How to make a splash and keep track of the ripple effect...

Find out who else is in the pond

Finding out who else undertakes research in your area can be useful for networking, collaboration and innovation. It can give you an indication of the respected journals in your area and which conferences might give your work good exposure.

Tools that can help identify your peers around the world include Web of Science and other databases specific to your area of expertise. A quick Google search for the names of authors/researchers will often reveal personal web pages that can be a mine of information.

To find your peers in Web of Science:

  1. Click on the link to Web of Science. If you are using a computer from home of work login using your FAN username and password.
  2. Select Web of Science(TM) Core Collection from the drop down "All Databases" menu.
  3. Enter a "quick search" topic
  4. When the results are shown, click on "analyze", then click on "analyze" again to rank the results by author.

Find out about the journal in which you intend to publish

Not all journals are created equal. To make the biggest impact, check to see if the journal is peer reviewed before you submit your work. This marks out the publication as a quality journal, and will reflect prestige on your research. Other factors that affect the impact and prestige of a journal include the make up of the editorial board, whether it is available electronically or not and whether it has a record of publishing high quality, highly cited work.

Ulrich's International Periodicals Directory can help with this information, as well as giving more detail including reviews, and whether it's available electronically or only in print. Alternatively, you may look at the homepage of the journal.

Journal Citation Reports is another tool you might consider. It enables evaluation and comparison of citation data from 7500 journals from around the world and ranks them according to an impact factor.

You can find journal impact factors as follows:

  1. Click on the link to Journal Citation Reports If you are using a computer from home or work login using your FAN username and password.
  2. Select a JCR edition and year, specify 'View a group of journals by Subject Category' from the pull down menu and
  3. Select one or more categories e.g. BIODIVERSITY CONSERVATION then
  4. Scan for the Abbreviated Journal Title in the pages listed to find the Impact Factor for the selected year.

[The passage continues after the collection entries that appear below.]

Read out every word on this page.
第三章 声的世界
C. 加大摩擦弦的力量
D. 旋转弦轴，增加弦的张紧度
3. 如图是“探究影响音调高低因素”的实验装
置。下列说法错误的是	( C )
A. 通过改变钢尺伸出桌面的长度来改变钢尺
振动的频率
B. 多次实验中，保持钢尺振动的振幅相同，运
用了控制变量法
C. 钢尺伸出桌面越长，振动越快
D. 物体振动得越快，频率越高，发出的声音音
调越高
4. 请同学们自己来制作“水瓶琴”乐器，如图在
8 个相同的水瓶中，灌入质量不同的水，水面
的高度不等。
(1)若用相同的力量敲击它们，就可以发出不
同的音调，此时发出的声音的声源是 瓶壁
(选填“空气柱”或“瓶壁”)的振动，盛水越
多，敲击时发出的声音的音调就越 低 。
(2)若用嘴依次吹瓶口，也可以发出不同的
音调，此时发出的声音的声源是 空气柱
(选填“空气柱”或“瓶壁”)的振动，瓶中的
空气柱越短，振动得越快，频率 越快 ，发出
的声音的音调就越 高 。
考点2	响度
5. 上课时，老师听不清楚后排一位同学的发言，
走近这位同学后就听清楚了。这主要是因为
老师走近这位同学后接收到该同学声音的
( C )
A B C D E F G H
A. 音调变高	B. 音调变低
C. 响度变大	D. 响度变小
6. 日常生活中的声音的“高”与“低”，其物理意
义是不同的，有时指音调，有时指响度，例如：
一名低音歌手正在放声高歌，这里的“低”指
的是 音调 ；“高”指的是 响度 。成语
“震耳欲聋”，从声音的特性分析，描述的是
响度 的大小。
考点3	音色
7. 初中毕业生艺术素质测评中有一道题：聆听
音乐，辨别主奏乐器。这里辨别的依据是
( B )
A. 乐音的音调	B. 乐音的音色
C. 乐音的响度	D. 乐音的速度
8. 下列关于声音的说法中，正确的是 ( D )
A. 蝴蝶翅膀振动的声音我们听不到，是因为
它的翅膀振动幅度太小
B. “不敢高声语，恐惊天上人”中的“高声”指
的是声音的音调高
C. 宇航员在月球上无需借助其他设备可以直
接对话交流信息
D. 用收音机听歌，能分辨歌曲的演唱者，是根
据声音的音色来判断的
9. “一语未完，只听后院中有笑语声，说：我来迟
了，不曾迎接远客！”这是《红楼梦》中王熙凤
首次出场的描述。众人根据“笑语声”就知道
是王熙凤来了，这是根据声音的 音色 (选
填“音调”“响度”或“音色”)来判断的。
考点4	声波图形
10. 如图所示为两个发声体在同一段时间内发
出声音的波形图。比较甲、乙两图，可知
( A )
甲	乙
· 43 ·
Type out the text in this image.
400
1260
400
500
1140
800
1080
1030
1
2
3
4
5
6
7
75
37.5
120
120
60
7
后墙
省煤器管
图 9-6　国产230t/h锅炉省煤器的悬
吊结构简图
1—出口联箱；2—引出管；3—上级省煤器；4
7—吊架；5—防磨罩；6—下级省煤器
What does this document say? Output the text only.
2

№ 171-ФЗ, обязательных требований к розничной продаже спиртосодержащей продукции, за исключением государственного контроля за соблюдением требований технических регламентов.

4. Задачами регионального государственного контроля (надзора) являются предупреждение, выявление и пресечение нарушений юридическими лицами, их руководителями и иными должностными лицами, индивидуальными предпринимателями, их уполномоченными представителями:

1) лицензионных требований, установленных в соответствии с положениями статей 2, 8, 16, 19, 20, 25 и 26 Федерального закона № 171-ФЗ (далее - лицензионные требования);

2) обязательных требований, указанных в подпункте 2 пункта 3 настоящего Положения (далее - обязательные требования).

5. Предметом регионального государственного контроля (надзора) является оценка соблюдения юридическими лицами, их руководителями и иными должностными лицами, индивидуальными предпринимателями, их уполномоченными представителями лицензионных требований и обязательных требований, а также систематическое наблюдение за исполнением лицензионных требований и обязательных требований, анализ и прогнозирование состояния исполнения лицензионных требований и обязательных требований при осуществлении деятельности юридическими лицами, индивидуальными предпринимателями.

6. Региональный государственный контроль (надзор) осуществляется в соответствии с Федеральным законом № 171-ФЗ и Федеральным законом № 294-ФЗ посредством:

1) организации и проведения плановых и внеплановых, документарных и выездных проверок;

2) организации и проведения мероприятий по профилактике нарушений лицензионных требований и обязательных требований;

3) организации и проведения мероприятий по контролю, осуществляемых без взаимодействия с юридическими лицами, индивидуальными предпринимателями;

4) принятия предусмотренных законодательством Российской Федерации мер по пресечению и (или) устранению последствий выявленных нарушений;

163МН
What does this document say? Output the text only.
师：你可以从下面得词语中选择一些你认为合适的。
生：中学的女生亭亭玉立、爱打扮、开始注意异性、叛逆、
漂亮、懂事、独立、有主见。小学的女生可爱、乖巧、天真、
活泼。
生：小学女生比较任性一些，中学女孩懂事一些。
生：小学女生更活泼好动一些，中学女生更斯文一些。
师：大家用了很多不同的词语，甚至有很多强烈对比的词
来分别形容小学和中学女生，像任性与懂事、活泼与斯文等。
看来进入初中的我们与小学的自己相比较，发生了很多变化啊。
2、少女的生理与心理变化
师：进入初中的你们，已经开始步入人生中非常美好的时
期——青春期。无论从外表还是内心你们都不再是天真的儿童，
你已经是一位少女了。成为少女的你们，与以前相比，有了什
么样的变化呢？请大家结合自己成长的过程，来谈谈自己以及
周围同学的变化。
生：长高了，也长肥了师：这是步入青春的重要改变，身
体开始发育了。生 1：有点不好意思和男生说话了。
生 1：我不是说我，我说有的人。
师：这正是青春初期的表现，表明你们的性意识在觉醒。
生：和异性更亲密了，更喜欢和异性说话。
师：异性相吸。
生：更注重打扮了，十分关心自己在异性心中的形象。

Make sure you keep the pre-publication version of the article

Flinders University has an institutional repository, the Flinders Academic Commons. It will become an electronic archive of research materials produced by Flinders staff. Even though you have published your work in a refereed journal, in most cases it will be possible to archive your last pre-publication version of the article in an institutional repository.

Doing this means it will be indexed by Google and Google Scholar, and the full text will be available to scholars around the world. For more information about how much of a splash this can make, see this article from the Journal of Medical Internet Research.

Check the ripple effect

There are lots of reasons to check how many times your work has been cited, not least of which is the satisfaction that your work is valued by your colleagues. It helps to identify other scholars that share your interests, may spark your research in another direction and is one of the few tangible ways of measuring the impact of your work.

A number of tools are available to check how many times your work has been cited, as well as who has cited it. Their effectiveness varies according to the discipline area.